Entity Linking
How to annotate entity linking, connecting mentions in text to entries in a knowledge base like Wikidata, and set up a linking task in Potato.
Entity linking connects a mention in text to a specific entry in a knowledge base, resolving "Paris" to the city in France rather than the person, or to the city in Texas. Where named entity recognition finds that something is an entity, entity linking decides which real-world entity it is.
See Entity linking and the common targets Wikidata and Wikipedia for background. This is closely related to word-sense disambiguation.
What annotators do
- A mention span is identified (often pre-marked from an NER pass).
- The annotator searches the knowledge base and selects the matching entry.
- If no entry fits, they mark it NIL (not in the knowledge base).
The NIL case is essential, without it, annotators force-fit mentions to wrong entries and corrupt the data.
Setting it up in Potato
Potato supports entity linking with a typeahead search against a knowledge base (Wikidata, UMLS, or a custom list), so annotators pick from real candidates rather than typing IDs.
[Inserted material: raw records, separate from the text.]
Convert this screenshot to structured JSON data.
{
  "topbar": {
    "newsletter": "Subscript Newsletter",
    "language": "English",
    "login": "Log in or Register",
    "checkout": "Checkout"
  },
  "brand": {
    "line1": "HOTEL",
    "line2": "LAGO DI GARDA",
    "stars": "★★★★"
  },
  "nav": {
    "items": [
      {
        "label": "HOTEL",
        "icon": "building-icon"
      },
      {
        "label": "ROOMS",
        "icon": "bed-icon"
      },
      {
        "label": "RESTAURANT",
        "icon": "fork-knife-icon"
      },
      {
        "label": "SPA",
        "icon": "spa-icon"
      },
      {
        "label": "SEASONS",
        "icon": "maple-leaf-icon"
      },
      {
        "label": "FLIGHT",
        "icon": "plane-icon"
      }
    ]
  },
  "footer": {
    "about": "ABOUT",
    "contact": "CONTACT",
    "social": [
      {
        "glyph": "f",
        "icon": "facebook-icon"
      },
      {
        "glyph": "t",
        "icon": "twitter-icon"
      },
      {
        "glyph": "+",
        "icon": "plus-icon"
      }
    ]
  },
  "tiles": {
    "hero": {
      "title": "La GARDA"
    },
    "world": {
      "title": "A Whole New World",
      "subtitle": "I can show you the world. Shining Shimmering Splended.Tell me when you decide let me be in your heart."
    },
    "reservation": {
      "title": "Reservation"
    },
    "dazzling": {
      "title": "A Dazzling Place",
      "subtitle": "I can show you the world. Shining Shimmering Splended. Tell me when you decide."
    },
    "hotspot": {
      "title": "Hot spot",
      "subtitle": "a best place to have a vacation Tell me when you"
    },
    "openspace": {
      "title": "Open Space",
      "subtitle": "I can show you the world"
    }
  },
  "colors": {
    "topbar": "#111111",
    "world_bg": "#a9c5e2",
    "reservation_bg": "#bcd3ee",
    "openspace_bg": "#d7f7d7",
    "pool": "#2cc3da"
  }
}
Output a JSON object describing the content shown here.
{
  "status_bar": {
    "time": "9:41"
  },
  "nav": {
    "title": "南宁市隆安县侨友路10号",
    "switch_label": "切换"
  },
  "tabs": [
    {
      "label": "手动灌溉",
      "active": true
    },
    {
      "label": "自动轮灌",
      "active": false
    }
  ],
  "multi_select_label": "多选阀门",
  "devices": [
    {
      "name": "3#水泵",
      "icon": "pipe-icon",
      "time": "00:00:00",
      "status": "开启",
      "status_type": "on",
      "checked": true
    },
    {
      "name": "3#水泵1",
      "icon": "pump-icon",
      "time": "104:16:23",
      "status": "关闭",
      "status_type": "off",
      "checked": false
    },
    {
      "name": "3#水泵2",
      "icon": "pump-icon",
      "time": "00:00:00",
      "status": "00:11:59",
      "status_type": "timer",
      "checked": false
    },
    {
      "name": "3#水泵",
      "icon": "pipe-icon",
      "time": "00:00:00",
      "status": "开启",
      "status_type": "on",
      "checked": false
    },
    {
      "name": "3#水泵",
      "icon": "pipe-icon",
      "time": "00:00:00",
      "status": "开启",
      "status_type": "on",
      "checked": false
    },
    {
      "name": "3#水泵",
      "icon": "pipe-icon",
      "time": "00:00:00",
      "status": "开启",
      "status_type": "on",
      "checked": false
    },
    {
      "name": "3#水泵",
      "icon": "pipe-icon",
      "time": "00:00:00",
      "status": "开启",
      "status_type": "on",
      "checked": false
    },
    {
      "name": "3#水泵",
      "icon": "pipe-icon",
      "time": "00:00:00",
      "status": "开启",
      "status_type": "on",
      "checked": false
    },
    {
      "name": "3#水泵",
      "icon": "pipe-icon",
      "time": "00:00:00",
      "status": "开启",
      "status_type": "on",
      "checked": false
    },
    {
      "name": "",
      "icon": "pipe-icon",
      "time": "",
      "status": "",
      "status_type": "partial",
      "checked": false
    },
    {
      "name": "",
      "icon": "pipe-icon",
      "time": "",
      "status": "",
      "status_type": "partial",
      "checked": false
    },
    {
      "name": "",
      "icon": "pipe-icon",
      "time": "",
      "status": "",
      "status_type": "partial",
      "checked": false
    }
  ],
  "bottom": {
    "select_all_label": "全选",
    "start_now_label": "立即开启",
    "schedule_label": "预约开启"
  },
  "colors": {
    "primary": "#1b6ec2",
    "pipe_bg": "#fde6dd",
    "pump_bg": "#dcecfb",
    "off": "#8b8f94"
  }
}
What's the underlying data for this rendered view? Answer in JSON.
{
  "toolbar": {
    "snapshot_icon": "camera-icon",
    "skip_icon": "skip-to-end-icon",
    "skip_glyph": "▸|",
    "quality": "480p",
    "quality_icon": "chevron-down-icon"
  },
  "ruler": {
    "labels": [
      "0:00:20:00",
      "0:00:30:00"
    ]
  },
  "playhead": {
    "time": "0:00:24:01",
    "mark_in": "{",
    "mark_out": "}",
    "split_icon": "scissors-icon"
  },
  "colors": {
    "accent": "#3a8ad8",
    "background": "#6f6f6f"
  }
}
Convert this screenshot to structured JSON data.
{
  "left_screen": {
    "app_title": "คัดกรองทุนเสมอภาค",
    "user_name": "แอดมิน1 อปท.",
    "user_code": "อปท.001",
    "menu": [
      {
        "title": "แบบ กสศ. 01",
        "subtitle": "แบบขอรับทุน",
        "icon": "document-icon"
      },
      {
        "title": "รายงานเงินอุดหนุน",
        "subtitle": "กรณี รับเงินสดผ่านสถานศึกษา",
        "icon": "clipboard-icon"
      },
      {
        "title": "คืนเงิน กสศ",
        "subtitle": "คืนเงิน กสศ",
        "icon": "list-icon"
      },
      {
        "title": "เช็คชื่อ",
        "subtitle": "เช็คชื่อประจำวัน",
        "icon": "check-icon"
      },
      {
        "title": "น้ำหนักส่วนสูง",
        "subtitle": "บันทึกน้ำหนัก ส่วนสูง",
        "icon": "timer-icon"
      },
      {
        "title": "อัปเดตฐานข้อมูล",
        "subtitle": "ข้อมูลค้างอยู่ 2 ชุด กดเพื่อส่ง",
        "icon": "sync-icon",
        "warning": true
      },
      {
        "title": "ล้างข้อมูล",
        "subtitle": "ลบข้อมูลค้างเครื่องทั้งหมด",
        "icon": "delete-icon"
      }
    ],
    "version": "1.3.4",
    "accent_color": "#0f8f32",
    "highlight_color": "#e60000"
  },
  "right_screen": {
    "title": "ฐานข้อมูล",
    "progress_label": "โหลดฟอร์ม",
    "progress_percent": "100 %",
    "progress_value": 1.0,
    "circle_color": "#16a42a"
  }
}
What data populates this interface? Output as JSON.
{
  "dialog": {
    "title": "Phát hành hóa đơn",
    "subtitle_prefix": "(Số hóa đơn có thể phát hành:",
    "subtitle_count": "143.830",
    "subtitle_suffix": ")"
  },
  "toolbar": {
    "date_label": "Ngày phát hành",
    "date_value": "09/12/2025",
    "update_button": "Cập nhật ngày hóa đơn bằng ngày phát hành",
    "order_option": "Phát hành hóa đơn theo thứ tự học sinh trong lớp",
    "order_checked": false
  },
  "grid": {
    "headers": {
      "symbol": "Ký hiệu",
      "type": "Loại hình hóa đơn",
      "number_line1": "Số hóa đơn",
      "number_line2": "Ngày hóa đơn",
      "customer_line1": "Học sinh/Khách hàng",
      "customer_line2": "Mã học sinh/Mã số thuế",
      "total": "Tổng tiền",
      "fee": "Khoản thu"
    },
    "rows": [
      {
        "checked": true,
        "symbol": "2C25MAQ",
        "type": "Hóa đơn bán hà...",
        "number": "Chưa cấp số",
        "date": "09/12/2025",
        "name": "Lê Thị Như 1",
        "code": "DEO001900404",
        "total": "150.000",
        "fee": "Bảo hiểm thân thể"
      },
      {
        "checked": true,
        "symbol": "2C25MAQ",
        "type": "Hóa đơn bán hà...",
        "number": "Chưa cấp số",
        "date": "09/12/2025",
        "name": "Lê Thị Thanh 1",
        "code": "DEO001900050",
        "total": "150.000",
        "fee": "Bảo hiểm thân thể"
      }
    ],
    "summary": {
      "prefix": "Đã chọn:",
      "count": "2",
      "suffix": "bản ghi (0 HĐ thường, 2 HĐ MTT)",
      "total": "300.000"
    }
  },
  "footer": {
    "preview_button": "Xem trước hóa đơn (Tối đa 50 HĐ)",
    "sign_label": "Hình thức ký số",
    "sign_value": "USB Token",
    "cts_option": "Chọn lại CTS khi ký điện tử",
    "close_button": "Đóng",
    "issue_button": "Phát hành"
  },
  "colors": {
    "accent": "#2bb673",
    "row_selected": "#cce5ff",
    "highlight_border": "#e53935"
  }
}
The entity linking showcase is a working example.
annotation_schemes:
- annotation_type: span
name: mentions
description: "Mark the mention to link."
labels: [Entity]
- annotation_type: text
name: kb_id
description: "Search the knowledge base and enter the matching ID, or write NIL if none fits."Quality considerations
- Candidate quality. A good typeahead with descriptions reduces wrong picks far more than longer guidelines.
- Ambiguity defaults. Tell annotators what to do when two entries seem equally valid.
- Granularity. Link to the company or the subsidiary? The film or the franchise? Decide once.